Я ждал его все эти годы, чтоб примирился он со мной.
Но, может он не знал свободы? Сидит, быть может, голубь мой
В цепях сковавших ему грудь.
Калан
– Я отправлюсь спешно в путь, который полон пока тайн.
Но вам… покой дарю ночей. Клянусь, найду его, хозяин!
Коль от замков лихих особ имею массу я ключей.
Он указал себе на лоб. Затем, худую руку взял
И, прикоснувшись к ней устами, мошну тяжёлую поднял,
И вышел в ночь, загруженный делами.
Теперь с надеждой только ждать осталось старому барону.
Он знал, кого он посылал. Ведь если принято давать
За ум и силу было бы корону, Калан бы ею обладал.

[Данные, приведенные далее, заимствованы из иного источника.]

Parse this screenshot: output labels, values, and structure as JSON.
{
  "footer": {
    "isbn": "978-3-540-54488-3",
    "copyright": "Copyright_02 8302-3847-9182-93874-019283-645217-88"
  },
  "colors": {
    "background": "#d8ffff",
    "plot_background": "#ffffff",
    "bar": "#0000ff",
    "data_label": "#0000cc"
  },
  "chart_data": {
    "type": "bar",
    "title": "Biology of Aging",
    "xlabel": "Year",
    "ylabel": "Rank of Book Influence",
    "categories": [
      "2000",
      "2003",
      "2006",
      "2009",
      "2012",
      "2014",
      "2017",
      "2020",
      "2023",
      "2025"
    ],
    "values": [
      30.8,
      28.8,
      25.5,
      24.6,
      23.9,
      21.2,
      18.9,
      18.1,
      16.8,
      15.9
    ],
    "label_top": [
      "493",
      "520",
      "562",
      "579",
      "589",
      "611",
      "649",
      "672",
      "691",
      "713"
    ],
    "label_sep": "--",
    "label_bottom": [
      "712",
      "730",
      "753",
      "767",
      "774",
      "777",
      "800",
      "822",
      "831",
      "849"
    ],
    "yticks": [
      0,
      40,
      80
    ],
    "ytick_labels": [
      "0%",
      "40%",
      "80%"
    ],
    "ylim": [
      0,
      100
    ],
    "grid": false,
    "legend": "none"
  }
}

Калан не спал, ворочаясь в постели. Хоть обнадёжил господина
Сомненья власть над ним имели. Но лишь пуховая перина
Была свидетелем тревог. Поднялся бодрым на рассвете
И отправился в карете туда, где чувства был исток.
И, кто б о ней не знал в округе? Любовь-то их легендой стала.
Не пожелали жить в разлуке два сердца любящих навечно.
И их побег, итог скандала, у всех был в памяти, конечно.
Уж солнце было высоко, когда Калан примчался к цели.
Калан
– Тревожить рану не легко… Живя в опале долги дни,
Немало бедствий претерпели. Отсюда, право есть на гнев
У всей Луизиной родни, барон-то властвовал, как лев.
И подхалимы всех мастей семью нередко обижали.
Что говорить? Среди «зверей» они здесь просто выживали.
Калан заметил их нужду, когда к землянке подъезжал.